If we sum the cumulus of bad things that an unwanted child can suffer though his whole life, can that equals or surpass the pain of premature, unconscious womb death by abortion?

I believe—and have witnessed—some cases in which it does.

Is that an unnatural way of thinking?

Well, I always like to point the example of the beloved by everyone, Panda Bear. This fluffy and charismatic creature has an offspring of around six babies. Given her nature, the mother can only feed and take care of one, so she must choose from among the six, the one to save, condemning the other to an irrevocably death.


Is nature heartless? Evil?

Or that is just the practical thing to do? The lesser evil?

I never said that the panda mother doesn’t suffer making her choice. Or that was easy. But truth is that nature is plagued with this examples of moral dilemmas solved in the practical way to ensure the higher probabilities of success of the species.
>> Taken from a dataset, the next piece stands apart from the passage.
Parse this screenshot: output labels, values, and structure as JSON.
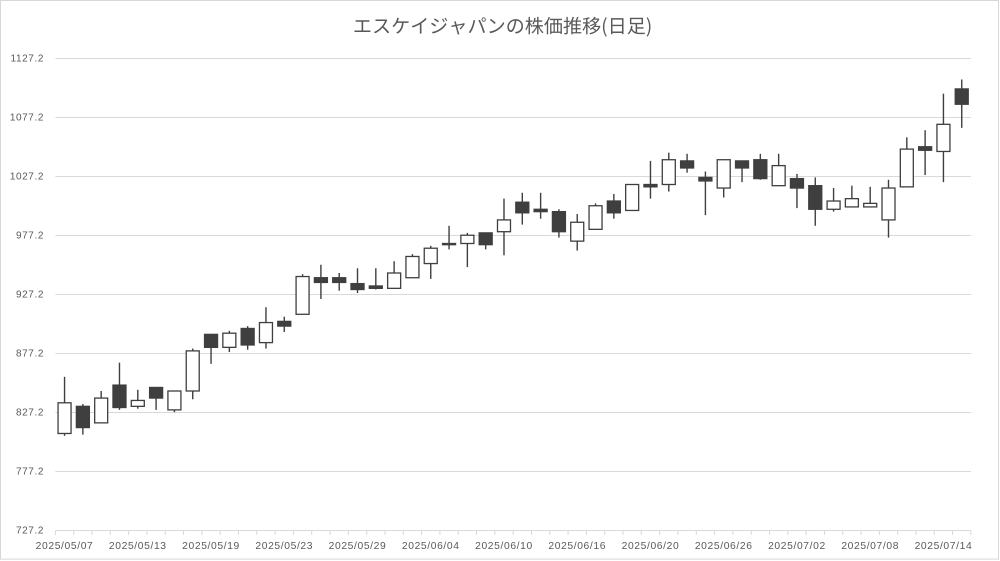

Because the choice is not random, the mother picks the more healthy and prepared of the babies to confront the harshness of the life ahead.

But, unlike the panda, we live in a time where we can chose to have or not the babies using anticonceptives, and we can control our impulses and make an effort to prepare ourselves and the conditions surrounding us to welcome the newborn. Finally we have the consciousness to decide if we want and if we are ready to be parents. Conception is a choice… at least in the species homo sapiens sapiens.

If we don’t use that tools right now to plan and control the growth of our species, factors like: the overpopulation, the unemployment and the exhaustion of natural resources, will create suffering enough to put human kind in the Panda dilemma in the near future. Abortion will become a necessity, not an option. It will be the lesser evil to avoid future suffering to the human beings.

What we have to do to prevent it?

Reduce our selfishness.

Our actual culture over glorifies the pleasure without teaching about confronting consequences. And everyone wants sex, but few take with good eyes a pregnancy.

For those living a more “primitive” or “natural” existence, can take the panda example and make an arithmetic decision and forget about morality and guilt.

Truth is, there are no absolutes. Everyone is the sole responsible of making the choice.

M. Ch. Landa


PS. And for the people condemning the abortions, casting slurs doesn’t improve the situation, nor make you appear clever—that’s just hate and there is nothing more selfish than hate—and at the bottom end I don’t see any of them adopting the unwanted abandoned children to save their lives.